Sherri’s Story

“Most people think of a TBI as a traumatic brain injury. I think of it as a Totally Brilliant Individual.”

Sherri Photo

Sherri was a young married mom, pregnant with her second child, and working as a network engineer at Strong Memorial Hospital when a virus changed her life forever. After treatment that involved extended hospitalization and surgery, she delivered her second healthy baby boy. But, unfortunately, Sherri suffered permanent brain damage due to complications from the virus. She was left with depression, short-term memory loss and faced a long rehabilitation with intensive support.

But this isn’t a sad story. Sherri’s story is one of hope and determination. Because of the help she received from EPI and several other community agencies and because of her incredible spirit she is leading a very full life. Sherri’s life looks much different than it did before the TBI, but she is making the most out of every day.

Now divorced, Sherri lives alone in an apartment in Rochester and has home and community support from EPI, other agencies, her family, and her ex-husband. At EPI she is part of the structured day program. Physically she has done well but she suffers from permanent short term memory issues that she has learned to not only accept but embrace.

EPI staff help Sherri with her cognitive skills and have helped her establish connections with others. She has drawn closer to her parents and is excited to see her teen-age sons once a week. “Sherri is making a life where she is,” said Sinsebox. “And she’s not done achieving yet.”

Sherri works hard spending 5 days a week at EPI. “At EPI I like being together with other people who have had similar experiences,” said Sherri.

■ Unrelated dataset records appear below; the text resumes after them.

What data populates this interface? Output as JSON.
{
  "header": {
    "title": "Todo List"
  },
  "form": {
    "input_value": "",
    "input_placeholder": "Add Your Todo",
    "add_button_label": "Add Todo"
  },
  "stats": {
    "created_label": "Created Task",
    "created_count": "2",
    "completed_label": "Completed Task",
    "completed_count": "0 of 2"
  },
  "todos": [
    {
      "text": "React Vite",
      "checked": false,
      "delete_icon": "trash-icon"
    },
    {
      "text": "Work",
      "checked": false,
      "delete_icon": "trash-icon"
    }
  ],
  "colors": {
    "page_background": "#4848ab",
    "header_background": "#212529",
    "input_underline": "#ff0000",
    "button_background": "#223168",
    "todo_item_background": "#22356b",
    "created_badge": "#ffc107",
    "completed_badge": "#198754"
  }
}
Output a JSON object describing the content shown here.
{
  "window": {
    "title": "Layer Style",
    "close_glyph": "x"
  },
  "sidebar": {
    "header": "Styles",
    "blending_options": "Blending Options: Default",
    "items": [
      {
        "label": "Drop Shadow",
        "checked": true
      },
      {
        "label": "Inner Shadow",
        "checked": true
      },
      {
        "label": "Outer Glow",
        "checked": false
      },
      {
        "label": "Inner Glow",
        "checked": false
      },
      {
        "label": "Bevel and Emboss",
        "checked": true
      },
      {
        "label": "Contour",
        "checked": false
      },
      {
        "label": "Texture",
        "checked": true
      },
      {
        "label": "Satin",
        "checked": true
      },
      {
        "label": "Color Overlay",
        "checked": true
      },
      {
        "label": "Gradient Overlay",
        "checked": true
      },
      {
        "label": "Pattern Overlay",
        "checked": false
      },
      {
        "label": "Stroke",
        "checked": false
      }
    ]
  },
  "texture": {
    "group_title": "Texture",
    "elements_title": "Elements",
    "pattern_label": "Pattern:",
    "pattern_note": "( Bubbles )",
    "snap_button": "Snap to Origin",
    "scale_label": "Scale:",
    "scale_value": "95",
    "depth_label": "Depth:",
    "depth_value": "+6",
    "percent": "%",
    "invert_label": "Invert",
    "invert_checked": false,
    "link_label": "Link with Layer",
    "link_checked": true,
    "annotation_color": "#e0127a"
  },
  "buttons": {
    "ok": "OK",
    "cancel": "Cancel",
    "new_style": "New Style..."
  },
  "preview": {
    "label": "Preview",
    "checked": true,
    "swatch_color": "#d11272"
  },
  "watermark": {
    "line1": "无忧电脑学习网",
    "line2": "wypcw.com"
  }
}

They work on memory activities together and she directs games and teaches classes like fitness when not restricted by the pandemic. Ironically, Sherri has an excellent long-term memory and can talk about people and events from years ago. Kareny Morales, a Structured Day Habilitator, calls her “a human dictionary,” and says, “If we don’t know a word, we ask Sherri.”

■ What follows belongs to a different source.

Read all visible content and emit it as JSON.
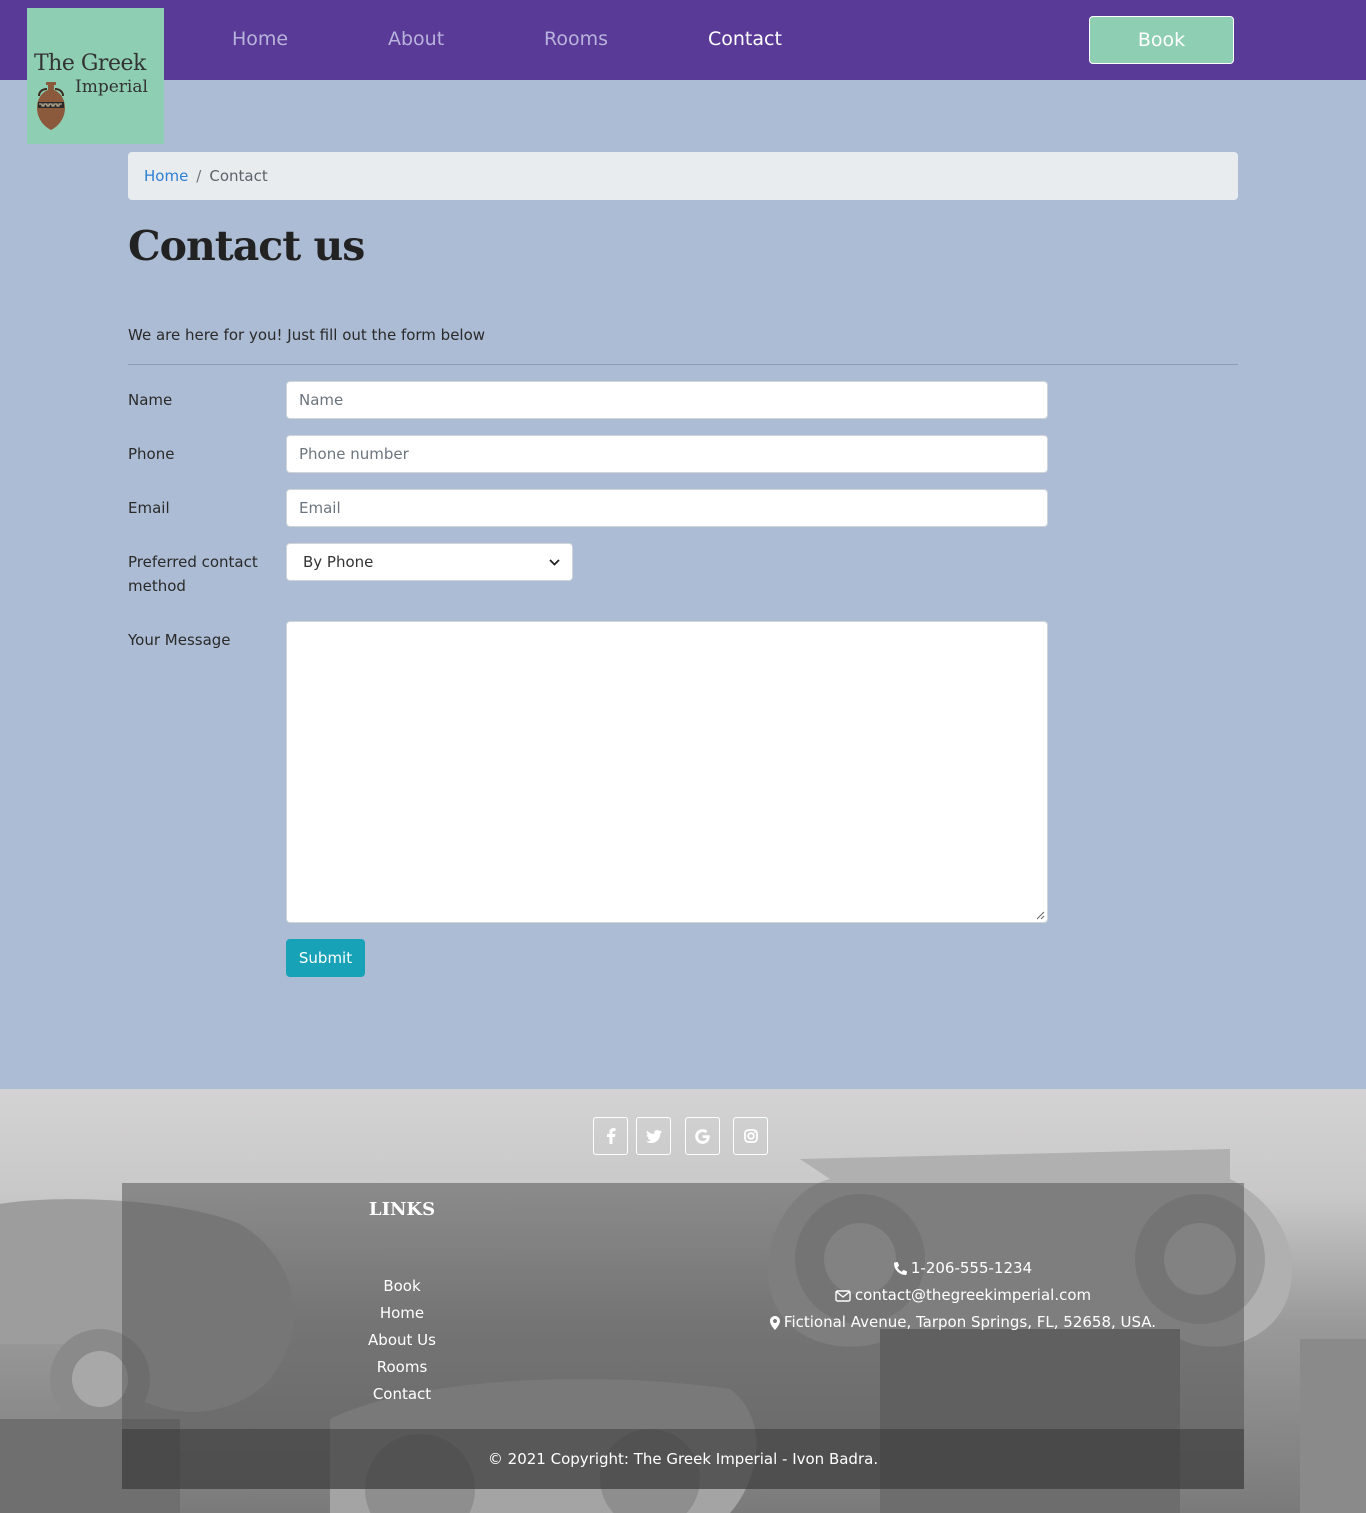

Sherri is strong and outgoing and appreciates all the help she has been given along the way. “There is a light inside of Sherri that is so bright and when you talk to her the positivity and the good energy and her engaging spirit flow,” said Jeff Sinsebox, EPI President. “The spirit is hers and the recovery is hers. Our staff has just been there to nurture and support her and move her along on her path.”